Haushalt
135000 Euro für den Hochwasserschutz

Bürgermeister Johannes Buhmann mahnte «Wir sollten nicht abheben», denn: der Gemeinde Gestratz geht es finanziell deutlich besser, als noch vor Jahresfrist erwartet wurde. War 2009 mit keiner Rücklagenzuführung gerechnet worden, blieben am Ende doch 85000 Euro übrig.

So stehen derzeit den Schulden in Höhe von 96000 Euro Rücklagen von insgesamt 608000 Euro gegenüber. Doch im neuen Haushaltsjahr 2011 werden sie fast um die Hälfte reduziert: 345000 Euro investiert die Gemeinde, einen großen Teil davon für den Hochwasserschutz. 283000 Euro davon kommen aus den Rücklagen.

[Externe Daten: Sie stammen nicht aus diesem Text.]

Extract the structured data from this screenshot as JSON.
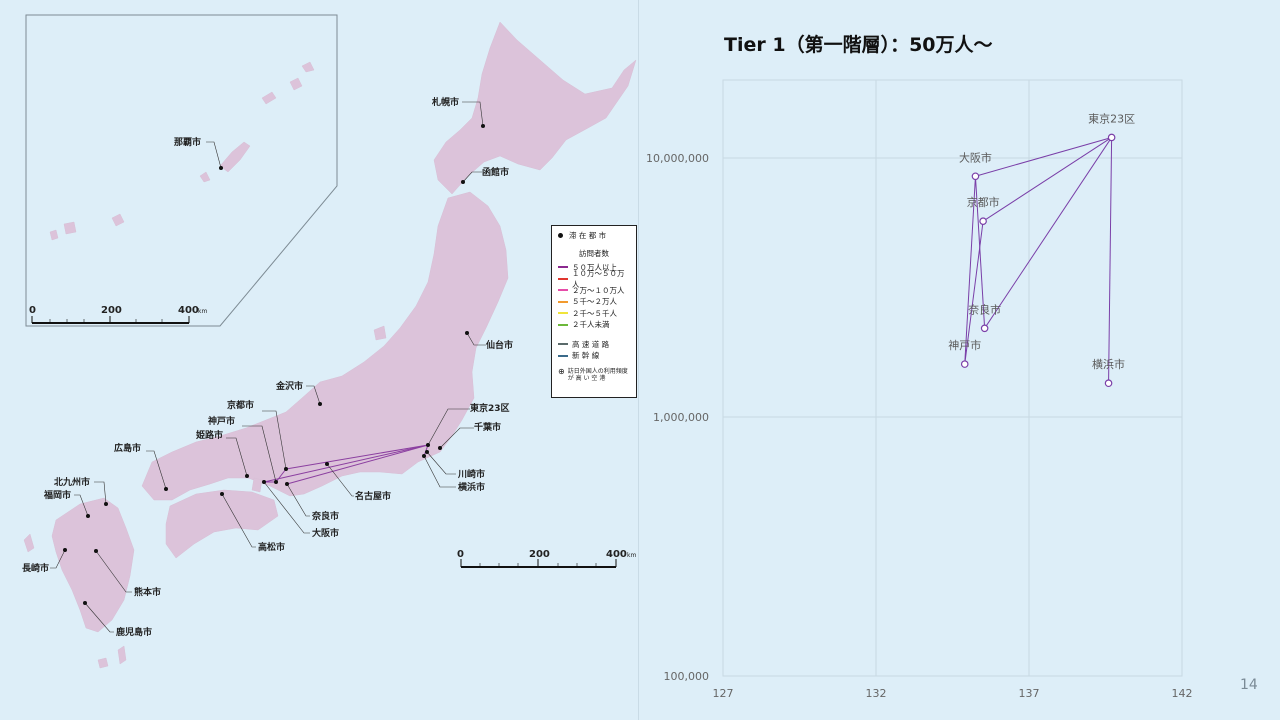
{
  "map": {
    "colors": {
      "sea": "#ddeef8",
      "land": "#dcc3da",
      "route": "#8b3fa0"
    },
    "cities": [
      {
        "name": "札幌市"
      },
      {
        "name": "函館市"
      },
      {
        "name": "仙台市"
      },
      {
        "name": "金沢市"
      },
      {
        "name": "東京23区"
      },
      {
        "name": "千葉市"
      },
      {
        "name": "川崎市"
      },
      {
        "name": "横浜市"
      },
      {
        "name": "京都市"
      },
      {
        "name": "神戸市"
      },
      {
        "name": "姫路市"
      },
      {
        "name": "広島市"
      },
      {
        "name": "名古屋市"
      },
      {
        "name": "奈良市"
      },
      {
        "name": "大阪市"
      },
      {
        "name": "高松市"
      },
      {
        "name": "北九州市"
      },
      {
        "name": "福岡市"
      },
      {
        "name": "長崎市"
      },
      {
        "name": "熊本市"
      },
      {
        "name": "鹿児島市"
      },
      {
        "name": "那覇市"
      }
    ],
    "scale_main": {
      "labels": [
        "0",
        "200",
        "400"
      ],
      "unit": "km"
    },
    "scale_inset": {
      "labels": [
        "0",
        "200",
        "400"
      ],
      "unit": "km"
    },
    "legend": {
      "stay_city": "滞 在 都 市",
      "visitors_title": "訪問者数",
      "items": [
        {
          "label": "５０万人以上",
          "color": "#8b2a8f"
        },
        {
          "label": "１０万～５０万人",
          "color": "#e0362f"
        },
        {
          "label": "２万～１０万人",
          "color": "#e64ca9"
        },
        {
          "label": "５千～２万人",
          "color": "#f29a2e"
        },
        {
          "label": "２千～５千人",
          "color": "#f0e43a"
        },
        {
          "label": "２千人未満",
          "color": "#6cb83a"
        }
      ],
      "roads": [
        {
          "label": "高 速 道 路",
          "color": "#5a6a6a"
        },
        {
          "label": "新 幹 線",
          "color": "#3a6a8a"
        }
      ],
      "airport_line1": "訪日外国人の利用頻度",
      "airport_line2": "が 高 い 空 港",
      "airport_symbol": "⊕"
    }
  },
  "chart": {
    "title": "Tier 1（第一階層）：50万人～",
    "page_number": "14"
  },
  "chart_data": {
    "type": "scatter",
    "title": "Tier 1（第一階層）：50万人～",
    "xlabel": "",
    "ylabel": "",
    "xlim": [
      127,
      142
    ],
    "ylim": [
      100000,
      20000000
    ],
    "y_scale": "log",
    "x_ticks": [
      "127",
      "132",
      "137",
      "142"
    ],
    "y_ticks": [
      "100,000",
      "1,000,000",
      "10,000,000"
    ],
    "grid": true,
    "points": [
      {
        "label": "東京23区",
        "x": 139.7,
        "y": 12000000
      },
      {
        "label": "大阪市",
        "x": 135.25,
        "y": 8500000
      },
      {
        "label": "京都市",
        "x": 135.5,
        "y": 5700000
      },
      {
        "label": "奈良市",
        "x": 135.55,
        "y": 2200000
      },
      {
        "label": "神戸市",
        "x": 134.9,
        "y": 1600000
      },
      {
        "label": "横浜市",
        "x": 139.6,
        "y": 1350000
      }
    ],
    "edges": [
      [
        0,
        1
      ],
      [
        0,
        2
      ],
      [
        0,
        3
      ],
      [
        1,
        4
      ],
      [
        1,
        3
      ],
      [
        2,
        4
      ],
      [
        0,
        5
      ]
    ]
  }
}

Zahlreiche Projekte sieht Buhmann in den nächsten Jahren auf die Gemeinde zukommen, vornan die Sanierung von Gemeindestraßen und die Anschaffung neuer Fahrzeuge. Angesichts einer momentanen Pro-Kopf-Verschuldung von rund 70 Euro und günstiger Konditionen auf dem Kapitalmarkt hinterfragte Herbert Hörburger, ob nicht jetzt schon der Zeitpunkt gekommen sei, notwendige Investitionen im Straßenbau und beim Fuhrpark zu tätigen, auch wenn damit neue Schulden verbunden seien: «So billig wie jetzt bekommen wir das Geld in Zukunft sicher nicht mehr». Diesen Überlegungen schloss sich aber keiner seiner Ratskollegen an.

Energetische Sanierung

Sehr wohl aber gab es Hinweise, wie die Rücklagen verwendet werden könnten. Hermann Rasch regte ein Energiekonzept für alle Immobilien der Gemeinde an. Der Haushalt 2011 sieht lediglich eine energetische Sanierung des Kindergartens vor. Die sei auch dringend notwendig, stellte Gebhard Baur fest: «Da haben wir in den letzten Jahren zum Dachboden raus geheizt». 30000 Euro will die Gemeinde im kommenden Jahr für einen Vollwärmeschutz ausgeben.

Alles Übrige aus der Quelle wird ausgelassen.